Благодаря Сайду я узнала, что своими прелестями можно торговать, как это делают хаджалат — деревенские отщепенки, которых тетя Таос обвиняла в том, что они «выставили себя на продажу». Заинтригованная, я подумала: «Так значит, они делают так же, как я, а я поступаю, как они. Но зачем поднимать столько шума из-за подобных пустяков?»

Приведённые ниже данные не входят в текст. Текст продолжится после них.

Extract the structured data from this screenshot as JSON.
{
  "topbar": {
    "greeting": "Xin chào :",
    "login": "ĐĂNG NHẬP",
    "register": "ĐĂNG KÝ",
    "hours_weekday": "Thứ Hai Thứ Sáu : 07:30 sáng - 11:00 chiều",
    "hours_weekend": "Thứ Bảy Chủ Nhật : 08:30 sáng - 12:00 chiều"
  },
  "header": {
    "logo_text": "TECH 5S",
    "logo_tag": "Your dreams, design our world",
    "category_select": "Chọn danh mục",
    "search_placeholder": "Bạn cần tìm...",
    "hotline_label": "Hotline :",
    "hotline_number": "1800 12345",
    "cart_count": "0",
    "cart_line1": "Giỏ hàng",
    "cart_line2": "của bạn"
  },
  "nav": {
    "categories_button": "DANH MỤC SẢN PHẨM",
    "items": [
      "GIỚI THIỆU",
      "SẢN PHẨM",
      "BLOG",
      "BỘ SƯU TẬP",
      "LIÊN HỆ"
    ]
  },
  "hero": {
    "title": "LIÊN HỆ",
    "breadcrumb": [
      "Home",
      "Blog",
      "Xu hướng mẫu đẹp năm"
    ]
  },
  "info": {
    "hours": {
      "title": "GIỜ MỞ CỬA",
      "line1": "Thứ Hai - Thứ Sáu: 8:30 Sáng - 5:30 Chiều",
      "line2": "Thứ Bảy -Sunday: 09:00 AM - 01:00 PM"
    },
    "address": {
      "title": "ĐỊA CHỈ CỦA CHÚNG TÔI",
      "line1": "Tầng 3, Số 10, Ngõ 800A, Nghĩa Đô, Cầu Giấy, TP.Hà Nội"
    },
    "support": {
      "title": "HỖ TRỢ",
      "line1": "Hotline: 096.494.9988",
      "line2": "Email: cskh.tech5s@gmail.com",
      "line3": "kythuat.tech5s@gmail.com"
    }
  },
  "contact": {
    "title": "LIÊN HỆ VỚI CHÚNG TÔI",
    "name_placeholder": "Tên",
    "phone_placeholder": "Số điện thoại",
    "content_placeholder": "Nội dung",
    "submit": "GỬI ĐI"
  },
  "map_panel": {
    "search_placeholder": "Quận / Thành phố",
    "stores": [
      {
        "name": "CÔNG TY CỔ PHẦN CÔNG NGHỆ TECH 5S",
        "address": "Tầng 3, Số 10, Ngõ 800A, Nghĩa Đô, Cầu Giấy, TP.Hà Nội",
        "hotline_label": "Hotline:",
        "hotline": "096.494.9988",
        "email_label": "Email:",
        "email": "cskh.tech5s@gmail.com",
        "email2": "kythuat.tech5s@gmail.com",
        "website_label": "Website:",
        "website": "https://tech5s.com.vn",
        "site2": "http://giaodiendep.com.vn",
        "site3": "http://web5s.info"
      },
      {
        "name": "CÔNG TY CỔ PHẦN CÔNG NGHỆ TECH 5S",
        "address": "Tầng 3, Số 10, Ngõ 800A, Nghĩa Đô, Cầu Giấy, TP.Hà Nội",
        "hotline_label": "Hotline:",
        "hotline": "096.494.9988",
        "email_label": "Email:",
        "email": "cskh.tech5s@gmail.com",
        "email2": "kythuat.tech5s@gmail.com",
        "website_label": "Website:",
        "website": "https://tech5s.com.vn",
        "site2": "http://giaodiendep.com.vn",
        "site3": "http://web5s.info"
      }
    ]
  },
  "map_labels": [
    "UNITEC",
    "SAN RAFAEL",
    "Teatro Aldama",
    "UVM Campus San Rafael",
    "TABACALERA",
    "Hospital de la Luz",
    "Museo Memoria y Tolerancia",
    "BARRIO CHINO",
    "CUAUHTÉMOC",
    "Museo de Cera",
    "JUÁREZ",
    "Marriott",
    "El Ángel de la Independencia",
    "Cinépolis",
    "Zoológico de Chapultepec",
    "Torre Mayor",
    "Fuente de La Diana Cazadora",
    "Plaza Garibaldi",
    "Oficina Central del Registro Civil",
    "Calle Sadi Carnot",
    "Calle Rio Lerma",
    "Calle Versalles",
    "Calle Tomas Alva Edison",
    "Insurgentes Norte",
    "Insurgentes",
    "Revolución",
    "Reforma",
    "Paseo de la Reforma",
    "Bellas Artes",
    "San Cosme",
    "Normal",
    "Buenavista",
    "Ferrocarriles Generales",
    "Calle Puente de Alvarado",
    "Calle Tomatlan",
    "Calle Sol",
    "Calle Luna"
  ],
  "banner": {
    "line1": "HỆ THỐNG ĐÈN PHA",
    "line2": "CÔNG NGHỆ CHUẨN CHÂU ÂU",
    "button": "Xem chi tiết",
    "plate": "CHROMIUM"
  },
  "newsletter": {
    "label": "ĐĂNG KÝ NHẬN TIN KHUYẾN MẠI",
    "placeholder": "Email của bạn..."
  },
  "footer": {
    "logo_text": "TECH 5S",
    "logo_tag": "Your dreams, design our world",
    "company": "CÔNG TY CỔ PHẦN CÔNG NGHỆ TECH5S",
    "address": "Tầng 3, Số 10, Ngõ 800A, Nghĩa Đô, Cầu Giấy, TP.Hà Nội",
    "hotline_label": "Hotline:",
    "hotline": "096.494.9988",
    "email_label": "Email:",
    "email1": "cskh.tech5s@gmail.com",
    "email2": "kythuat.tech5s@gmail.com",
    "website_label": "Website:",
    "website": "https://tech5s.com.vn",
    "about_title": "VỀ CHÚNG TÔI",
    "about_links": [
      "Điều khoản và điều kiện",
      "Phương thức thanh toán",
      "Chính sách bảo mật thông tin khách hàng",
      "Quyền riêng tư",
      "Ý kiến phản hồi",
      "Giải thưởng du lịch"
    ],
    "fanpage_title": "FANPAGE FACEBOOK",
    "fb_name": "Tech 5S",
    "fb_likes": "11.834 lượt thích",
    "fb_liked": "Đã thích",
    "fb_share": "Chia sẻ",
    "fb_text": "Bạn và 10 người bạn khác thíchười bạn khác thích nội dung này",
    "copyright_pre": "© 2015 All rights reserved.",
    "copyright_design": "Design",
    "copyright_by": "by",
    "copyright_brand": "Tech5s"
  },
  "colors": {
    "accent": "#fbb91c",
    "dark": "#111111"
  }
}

Женщины, имена которых произносили шепотом, предваряя его возмущенными «Аудху-биллах!», жили без мужчины и поэтому считались бесстыдницами. Их было трое — мать и две дочери, но грехи их, шептали жители деревни, тяжелы, как грехи всего человечества. Они жили в одиночестве с тех пор, как исчез их отец, ушедший в паломничество. Некоторые говорили, что он умер в Священной земле, другие шептали, что он поселился в Касабланке и его женщины «работают на него».

Как женщины могли-«работать», если никогда не выходили из дома? Ну вот, теперь я это узнала.

Я с лихорадочной жадностью подбирала всякий слух, что ходил о них. Под любым предлогом я бродила вокруг дома с красной черепичной крышей. Дом им подарил бывший фермер; его окна выходили прямо на реку. Женщины огородили дом невысокой белой стеной, по которой карабкались дикие вьющиеся растения, скрывавшие фасад; их перепутанные стебли служили ширмой.

На углу всегда стоял смуглый мужчина с огромной головой, служивший сторожем. Он также был и посыльным. Когда начинало темнеть, мужчина незаметно исчезал, оставляя место деревенским парням, которые сменяли друг друга более или менее скрытно.

Сестры иногда появлялись на улицах Имчука. Мать — никогда. Девушки переходили площадь, закутанные в чадру, так что видно было только один глаз, слишком густо обведенный тушью. В деревне поговаривали, что у них уродливое лицо, бледные щеки, плоская фигура и тяжелые ступни.

Иногда одна из сестер заходила к портнихе Арем или переступала порог мавзолея Сиди Брахима. Также они посещали баню, и все знали, что женщины покидали большой зал, лишь только заслышав, что пришли хаджалат.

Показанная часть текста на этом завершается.